Local taxpayers will pay for that strategy to the tune of about $100,000, according to Las Vegas police Lt Carl Fruge.

He said most of that cost is from overtime for officers called in to keep the peace and cite dozens of people in wheelchairs. About half the approximately 120 officers involved were pulled from regular duty elsewhere in the valley.

The Metropolitan Police Department also spent taxpayer money to rent specially equipped buses, to get special equipment, to train officers and to have? a helicopter circle overhead for surveillance.

The Nevada Highway Patrol also assigned 10 troopers to help divert traffic but didn't incur any overtime because the officers were switched from high-accident risk areas they normally patrol, said trooper Steve Harney.
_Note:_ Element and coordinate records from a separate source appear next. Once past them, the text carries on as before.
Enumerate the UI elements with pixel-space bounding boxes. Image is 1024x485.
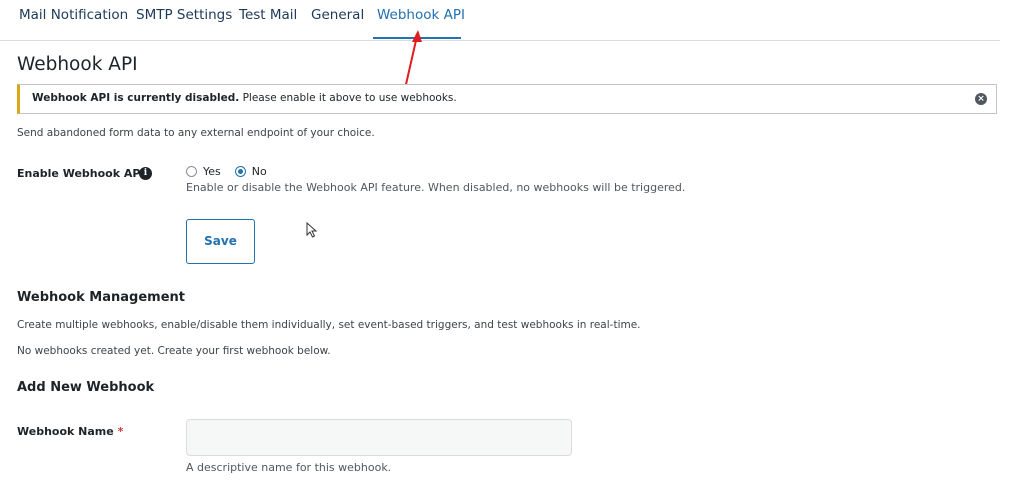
save-button[interactable]: Save [186,219,255,264]
tab-mail-notification[interactable]: Mail Notification [19,7,128,23]
add-new-webhook-title: Add New Webhook [17,380,155,395]
active-tab-indicator [373,37,461,39]
webhook-name-input[interactable] [186,419,572,456]
radio-yes[interactable] [186,165,197,177]
mouse-cursor-icon [306,222,318,238]
close-circle-icon[interactable]: × [975,93,987,105]
radio-no[interactable] [234,165,246,177]
enable-webhook-radios: Yes No [186,163,281,179]
webhook-management-description: Create multiple webhooks, enable/disable… [17,319,641,331]
required-mark: * [117,425,124,438]
webhook-management-title: Webhook Management [17,290,185,305]
page-title: Webhook API [17,54,138,75]
notice-text: Please enable it above to use webhooks. [239,92,457,104]
radio-yes-label[interactable]: Yes [203,165,221,178]
tab-test-mail[interactable]: Test Mail [239,7,297,23]
webhook-name-label-text: Webhook Name [17,425,114,438]
tab-webhook-api[interactable]: Webhook API [377,7,465,23]
enable-webhook-help: Enable or disable the Webhook API featur… [186,181,686,194]
notice-message: Webhook API is currently disabled. Pleas… [32,92,457,104]
webhook-name-help: A descriptive name for this webhook. [186,461,392,474]
empty-webhooks-message: No webhooks created yet. Create your fir… [17,345,331,357]
tab-smtp-settings[interactable]: SMTP Settings [136,7,232,23]
settings-tabs: Mail Notification SMTP Settings Test Mai… [0,0,1000,41]
tab-general[interactable]: General [311,7,364,23]
enable-webhook-label: Enable Webhook API [17,167,145,180]
webhook-name-label: Webhook Name * [17,425,123,438]
radio-no-label[interactable]: No [252,165,267,178]
notice-bold-text: Webhook API is currently disabled. [32,92,240,104]
disabled-notice: Webhook API is currently disabled. Pleas… [17,84,997,114]
page-description: Send abandoned form data to any external… [17,127,375,139]
info-icon[interactable]: i [139,167,152,180]
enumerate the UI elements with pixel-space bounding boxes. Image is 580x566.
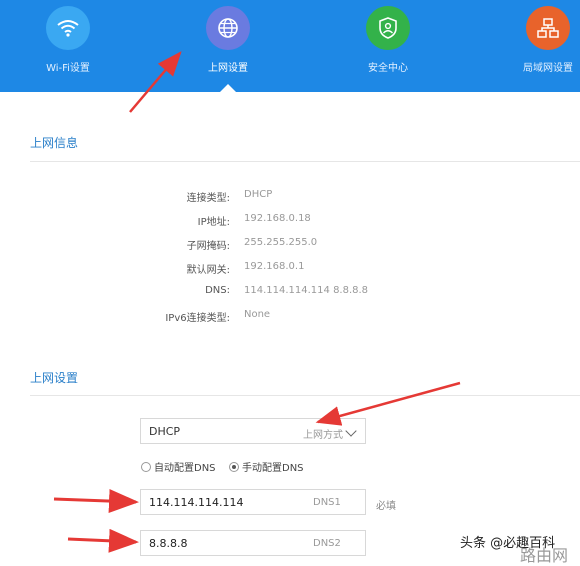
arrow-to-connection-mode — [315, 381, 461, 426]
arrow-to-dns2 — [67, 528, 139, 553]
arrow-to-dns1 — [53, 489, 139, 514]
watermark-site: 路由网 — [520, 546, 569, 565]
arrow-to-internet-settings — [129, 51, 182, 113]
annotation-arrows — [53, 51, 461, 553]
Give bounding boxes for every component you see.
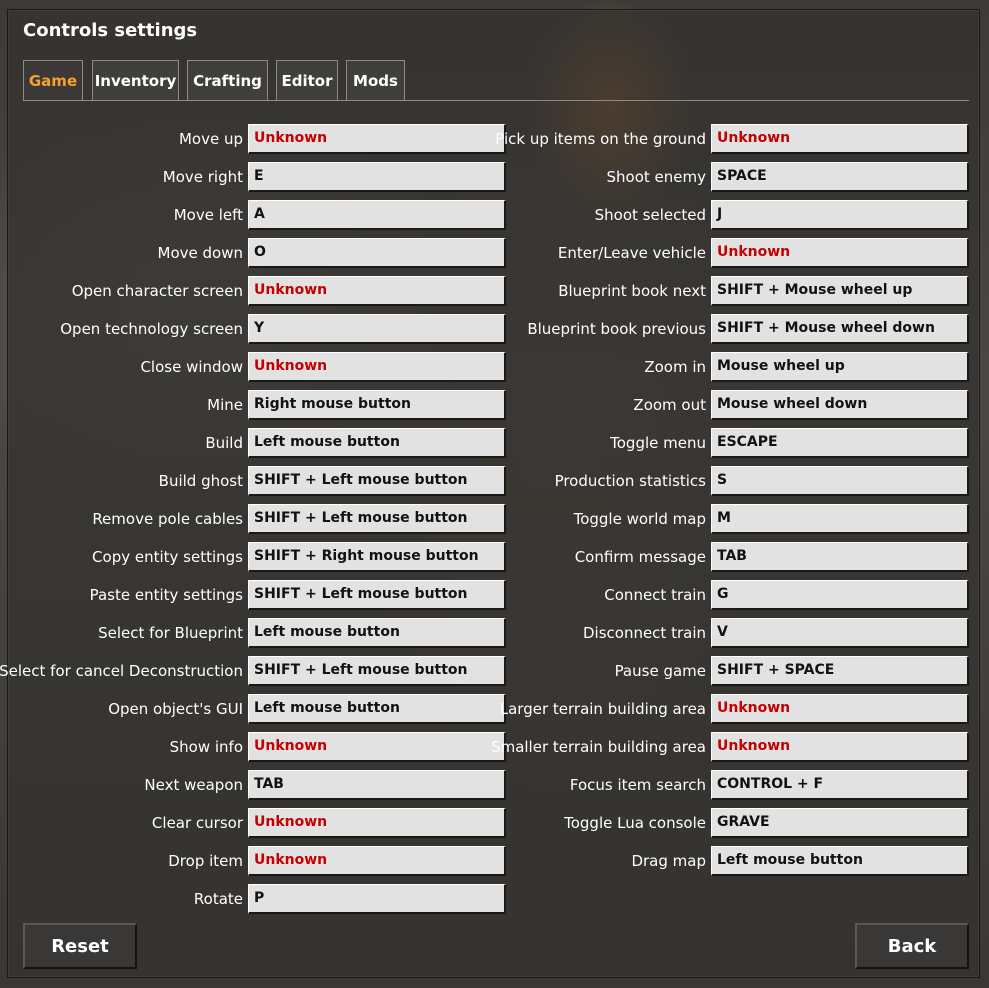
right-control-keybinding-field[interactable]: Mouse wheel up [711, 352, 969, 382]
right-control-keybinding-field[interactable]: SHIFT + Mouse wheel up [711, 276, 969, 306]
left-control-keybinding-field[interactable]: Unknown [248, 732, 506, 762]
left-control-keybinding-field[interactable]: P [248, 884, 506, 914]
tab-game[interactable]: Game [23, 60, 83, 101]
right-control-label: Blueprint book previous [527, 320, 706, 338]
left-control-keybinding-field[interactable]: SHIFT + Right mouse button [248, 542, 506, 572]
right-control-label: Connect train [604, 586, 706, 604]
left-control-label: Mine [207, 396, 243, 414]
right-control-label: Zoom in [644, 358, 706, 376]
right-control-label: Pause game [614, 662, 706, 680]
right-control-label: Blueprint book next [558, 282, 706, 300]
left-control-label: Build ghost [158, 472, 243, 490]
left-control-label: Open technology screen [60, 320, 243, 338]
left-control-keybinding-field[interactable]: Left mouse button [248, 618, 506, 648]
left-control-keybinding-field[interactable]: SHIFT + Left mouse button [248, 466, 506, 496]
back-button[interactable]: Back [855, 923, 969, 969]
left-control-label: Drop item [168, 852, 243, 870]
left-control-label: Rotate [193, 890, 243, 908]
left-control-keybinding-field[interactable]: Unknown [248, 352, 506, 382]
left-control-keybinding-field[interactable]: SHIFT + Left mouse button [248, 580, 506, 610]
right-control-label: Shoot selected [594, 206, 706, 224]
right-control-keybinding-field[interactable]: M [711, 504, 969, 534]
left-control-label: Remove pole cables [92, 510, 243, 528]
right-control-label: Drag map [631, 852, 706, 870]
right-control-label: Production statistics [554, 472, 706, 490]
left-control-keybinding-field[interactable]: Left mouse button [248, 694, 506, 724]
left-control-label: Open character screen [71, 282, 243, 300]
left-control-keybinding-field[interactable]: SHIFT + Left mouse button [248, 656, 506, 686]
left-control-label: Close window [140, 358, 243, 376]
right-control-label: Enter/Leave vehicle [557, 244, 706, 262]
left-control-label: Show info [169, 738, 243, 756]
right-control-keybinding-field[interactable]: CONTROL + F [711, 770, 969, 800]
left-control-keybinding-field[interactable]: Unknown [248, 124, 506, 154]
window-title: Controls settings [23, 20, 198, 41]
left-control-label: Move down [157, 244, 243, 262]
right-control-label: Confirm message [574, 548, 706, 566]
right-control-keybinding-field[interactable]: Mouse wheel down [711, 390, 969, 420]
right-control-label: Toggle menu [610, 434, 706, 452]
left-control-label: Move left [173, 206, 243, 224]
left-control-label: Clear cursor [151, 814, 243, 832]
right-control-keybinding-field[interactable]: SPACE [711, 162, 969, 192]
reset-button[interactable]: Reset [23, 923, 137, 969]
left-control-label: Next weapon [144, 776, 243, 794]
right-control-keybinding-field[interactable]: Unknown [711, 732, 969, 762]
left-control-label: Move right [162, 168, 243, 186]
right-control-label: Smaller terrain building area [491, 738, 706, 756]
left-control-keybinding-field[interactable]: TAB [248, 770, 506, 800]
tab-crafting[interactable]: Crafting [187, 60, 268, 101]
right-control-keybinding-field[interactable]: ESCAPE [711, 428, 969, 458]
right-control-keybinding-field[interactable]: SHIFT + SPACE [711, 656, 969, 686]
left-control-keybinding-field[interactable]: SHIFT + Left mouse button [248, 504, 506, 534]
left-control-keybinding-field[interactable]: Right mouse button [248, 390, 506, 420]
right-control-keybinding-field[interactable]: V [711, 618, 969, 648]
left-control-label: Open object's GUI [108, 700, 243, 718]
right-control-keybinding-field[interactable]: SHIFT + Mouse wheel down [711, 314, 969, 344]
right-control-keybinding-field[interactable]: G [711, 580, 969, 610]
tab-inventory[interactable]: Inventory [92, 60, 179, 101]
left-control-keybinding-field[interactable]: Y [248, 314, 506, 344]
right-control-keybinding-field[interactable]: S [711, 466, 969, 496]
right-control-keybinding-field[interactable]: Unknown [711, 694, 969, 724]
controls-settings-window: Controls settings Game Inventory Craftin… [0, 9, 980, 978]
right-control-keybinding-field[interactable]: Unknown [711, 124, 969, 154]
right-control-keybinding-field[interactable]: GRAVE [711, 808, 969, 838]
left-control-keybinding-field[interactable]: A [248, 200, 506, 230]
right-control-label: Pick up items on the ground [495, 130, 706, 148]
right-control-label: Shoot enemy [606, 168, 707, 186]
right-control-label: Toggle world map [573, 510, 706, 528]
tab-mods[interactable]: Mods [346, 60, 405, 101]
right-control-keybinding-field[interactable]: Left mouse button [711, 846, 969, 876]
left-control-label: Build [205, 434, 243, 452]
right-control-label: Toggle Lua console [564, 814, 706, 832]
left-control-label: Select for cancel Deconstruction [0, 662, 243, 680]
right-control-keybinding-field[interactable]: TAB [711, 542, 969, 572]
left-control-label: Copy entity settings [92, 548, 243, 566]
left-control-keybinding-field[interactable]: E [248, 162, 506, 192]
tab-divider [23, 100, 969, 101]
left-control-keybinding-field[interactable]: Unknown [248, 846, 506, 876]
left-control-keybinding-field[interactable]: Unknown [248, 808, 506, 838]
right-control-keybinding-field[interactable]: J [711, 200, 969, 230]
left-control-label: Paste entity settings [89, 586, 243, 604]
left-control-keybinding-field[interactable]: Left mouse button [248, 428, 506, 458]
right-control-label: Disconnect train [582, 624, 706, 642]
right-control-label: Focus item search [569, 776, 706, 794]
left-control-label: Move up [178, 130, 243, 148]
left-control-keybinding-field[interactable]: O [248, 238, 506, 268]
tab-editor[interactable]: Editor [276, 60, 338, 101]
right-control-label: Zoom out [633, 396, 706, 414]
right-control-keybinding-field[interactable]: Unknown [711, 238, 969, 268]
left-control-label: Select for Blueprint [98, 624, 243, 642]
left-control-keybinding-field[interactable]: Unknown [248, 276, 506, 306]
right-control-label: Larger terrain building area [499, 700, 706, 718]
ADAPT organizers said the cost was minimal compared with the money spent on nursing homes, some of whose residents could live more cheaply with some help on their own.

National organizer Mike Auberger said people wouldn't question the cost if the group were protesting, for example, the Ku Klux Klan.

"We didn't come here because we wanted to raise hell for Las Vegans," Auberger said. "The reason we're here is the AHCA. Let them pay for it."

Fruge noted the Culinary union has voluntarily paid the overtime costs for police officers responding to union protests at, for example, the Frontier and MGM Grand hotels.

Culinary Secretary-Treasurer Jim Arnold confirmed the union pays those costs to avoid being "a burden on the community."

Still, Arnold didn't want to criticize ADAPT.

"They've got to do what they feel is right to get their point across," Arnold said. Everyone has a right to demonstrate."

Overall, Fruge said the experience has been a good one for Las Vegas police officers, 120 of whom received special training in dealing with the disabled. Similar training will be made a part of the department's police academy curriculum, he said.

Also, he said, the Police Department was able to prove it can handle a disturbance at the convention center.

"The message is, 'This is a safe place to hold your convention,'" Fruge said.

ADAPT leaders were also happy with the week. "Now people in Las Vegas understand the issue," Auberger said. "The value of that is very important."